Saliente-se ainda a situação excepcional da desapropriação confiscatória, onde não é
devida indenização ao proprietário.

10 - Desapropriação indireta

A desapropriação indireta é aquela que ocorre através de fato administrativo e é, em


geral, o fenômeno pela qual a Administração esvazia o valor econômico da propriedade. Ao
invés de declarar a utilidade pública da propriedade, restringe o direito de propriedade por
uma série de atos. É um desvio de finalidade, a exemplo de dizer que área não é edificante.
Fica ainda mais evidente o abuso da administração de suas prerrogativas para desapropriar.
Seu fundamento consta no art. 35 do DL 3365.
Surge para o particular o direito de pleitear em juízo a indenização, a qual é paga por
precatório.
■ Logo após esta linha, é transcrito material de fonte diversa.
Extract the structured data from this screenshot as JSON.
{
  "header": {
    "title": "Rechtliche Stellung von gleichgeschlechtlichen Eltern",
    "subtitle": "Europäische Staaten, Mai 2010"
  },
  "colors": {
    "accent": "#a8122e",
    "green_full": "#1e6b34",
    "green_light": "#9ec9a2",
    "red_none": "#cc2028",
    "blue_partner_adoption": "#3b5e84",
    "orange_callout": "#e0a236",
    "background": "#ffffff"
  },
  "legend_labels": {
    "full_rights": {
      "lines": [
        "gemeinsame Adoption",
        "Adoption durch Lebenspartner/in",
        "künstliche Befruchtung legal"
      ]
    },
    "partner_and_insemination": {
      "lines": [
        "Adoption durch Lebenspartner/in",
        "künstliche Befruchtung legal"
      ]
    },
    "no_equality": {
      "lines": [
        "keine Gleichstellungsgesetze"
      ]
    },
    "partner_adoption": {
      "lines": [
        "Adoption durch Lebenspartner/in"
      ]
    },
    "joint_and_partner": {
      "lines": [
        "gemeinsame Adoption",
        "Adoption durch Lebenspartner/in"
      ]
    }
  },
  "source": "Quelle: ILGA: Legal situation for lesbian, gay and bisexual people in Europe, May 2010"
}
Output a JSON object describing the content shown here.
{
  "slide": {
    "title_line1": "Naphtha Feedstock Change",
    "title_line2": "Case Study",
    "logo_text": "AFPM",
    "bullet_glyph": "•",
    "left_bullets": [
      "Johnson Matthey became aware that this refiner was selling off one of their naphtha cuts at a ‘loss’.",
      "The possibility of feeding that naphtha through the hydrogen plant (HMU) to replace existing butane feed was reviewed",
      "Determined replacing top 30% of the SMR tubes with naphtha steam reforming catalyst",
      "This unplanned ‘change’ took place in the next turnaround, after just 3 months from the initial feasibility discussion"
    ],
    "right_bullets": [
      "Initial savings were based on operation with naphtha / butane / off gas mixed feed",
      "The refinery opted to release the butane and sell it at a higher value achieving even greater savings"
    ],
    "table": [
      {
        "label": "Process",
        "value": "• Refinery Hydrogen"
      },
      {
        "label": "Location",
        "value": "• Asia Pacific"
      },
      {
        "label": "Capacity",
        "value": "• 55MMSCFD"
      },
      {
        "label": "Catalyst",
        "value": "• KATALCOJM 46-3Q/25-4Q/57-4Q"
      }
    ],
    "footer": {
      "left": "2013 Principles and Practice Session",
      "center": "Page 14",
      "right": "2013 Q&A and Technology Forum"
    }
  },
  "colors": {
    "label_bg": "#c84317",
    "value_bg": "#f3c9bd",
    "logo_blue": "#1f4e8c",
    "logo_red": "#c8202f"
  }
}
Essa ação do expropriado é uma ação real, em virtude da situação particular do
litígio, no qual o pleito indenizatório se funda se funda na perda da propriedade. Há a
dispensa de intervenção do MP, uma vez que o interesse que inspira a causa é meramente
fazendário e não revela interesse público evidenciado pela natureza da lide ou pela qualidade
da parte.
O foro da ação será o do local do imóvel.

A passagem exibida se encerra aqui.